I know it is easy to blame to exec for the share price issue, but all they really control is the business operating performance. The share price is driven against other factors which the exec do not control, not least market sentiment which is obviously fickle in the extreme. Oil & Gas bad has been a recent narrative, so too stocks on the London Exchanges, so too has been any company with significant debt levels against high interest rates. DEC tacking all these boxes mean they were a sitting duck for the shorts.
I'd argue the operating performance in the environment they find themselves in has been better than just good, but you would have to find peer group companies to make the comparison with to be completely fair.
Notrex,
I understand where you're coming from, but I can also see where Rusty was between a rock and a hard place. I the same circumstances I would likely have done the same thing, it is hard to see what else they could have done. Given they only have a certain amount of FCF deciding to utilise to protect future years by paying down debt is the right choice.
The issue with interest rates is that it normally drives long term commodity inflation. What happened here was that the two moved in opposite directions, at the same time as finance costs went through the roof gas (and wider commodities) prices fell off a cliff. One of my other main investments literally went bust because of this effect, so I know exactly what feeling burned is like.
I actually think against that backdrop the company performance has been pretty good, in fact exceptional regarding emissions and effectively closing down the Congress inquiry.

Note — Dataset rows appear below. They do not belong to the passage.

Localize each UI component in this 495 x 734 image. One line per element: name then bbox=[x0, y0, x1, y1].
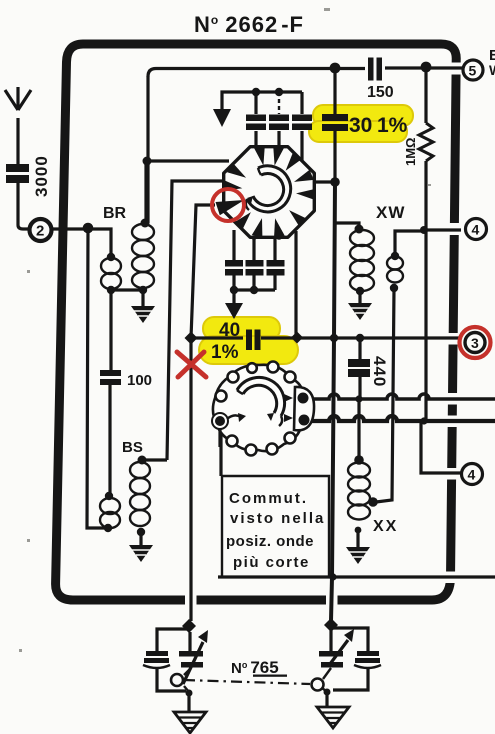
svg-text:Commut.: Commut. bbox=[229, 490, 308, 507]
svg-text:2: 2 bbox=[36, 223, 44, 240]
svg-text:BS: BS bbox=[122, 439, 143, 456]
svg-text:BR: BR bbox=[103, 205, 127, 222]
svg-text:No765: No765 bbox=[231, 658, 279, 677]
svg-text:30: 30 bbox=[349, 114, 372, 137]
svg-text:visto nella: visto nella bbox=[230, 510, 325, 527]
svg-text:40: 40 bbox=[219, 320, 240, 341]
svg-text:1%: 1% bbox=[377, 114, 408, 137]
svg-text:posiz. onde: posiz. onde bbox=[226, 533, 314, 550]
svg-text:più corte: più corte bbox=[233, 554, 310, 571]
svg-text:100: 100 bbox=[127, 372, 152, 389]
svg-text:1MΩ: 1MΩ bbox=[403, 138, 418, 166]
svg-text:3000: 3000 bbox=[32, 155, 51, 197]
svg-text:XW: XW bbox=[376, 203, 405, 222]
svg-text:1%: 1% bbox=[211, 342, 239, 363]
svg-text:No2662-F: No2662-F bbox=[194, 12, 304, 37]
svg-text:XX: XX bbox=[373, 518, 398, 535]
svg-text:3: 3 bbox=[471, 335, 479, 351]
svg-text:150: 150 bbox=[367, 84, 394, 101]
svg-text:4: 4 bbox=[468, 467, 476, 483]
svg-text:W: W bbox=[489, 62, 495, 78]
svg-text:5: 5 bbox=[469, 63, 477, 79]
svg-text:4: 4 bbox=[472, 222, 480, 238]
svg-text:440: 440 bbox=[370, 356, 389, 387]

Maintaining FCF is no easy trick, it isn't a given that DEC couldn't have made worse choices and disappeared completely.
Clued, we are all here to make money, shorts and longs are taking risk to do so.
I really do object to AI driven shorts as you may tell. AIs are good at trends, not fundamentals. They analyse what they see as correlating factors inflexibly, humans can adjust correlations when circumstances change.
We are right now in the midst of AI vs human investment wars, the AIs have been given the big Guns of ii deposits so human insight and intuition is currently the losing side.
Whilst skiers posts are simplistic most of his content is more or less right. The earnings potential and discount to NAV here is very high and shouts loud to that human intuition, whilst the bots see spot gas price negative sentiment, a high risk factor and other indicators which lead them to sell us down.
Notrex, that's a negative reading of very positive results. In fairness all the business indicators are strongly up, EBITDA in particular near doubling in three years is not marginally up.
The biggest negative in the result is that FCF is effectively flat despite all the other performance improvements, undoubtedly impacted by the rise in interest rates which is beyond company control. That limits the company's room for manoeuvre so a shift to paying down debt to improve FCF is definitely the right way to go in my view.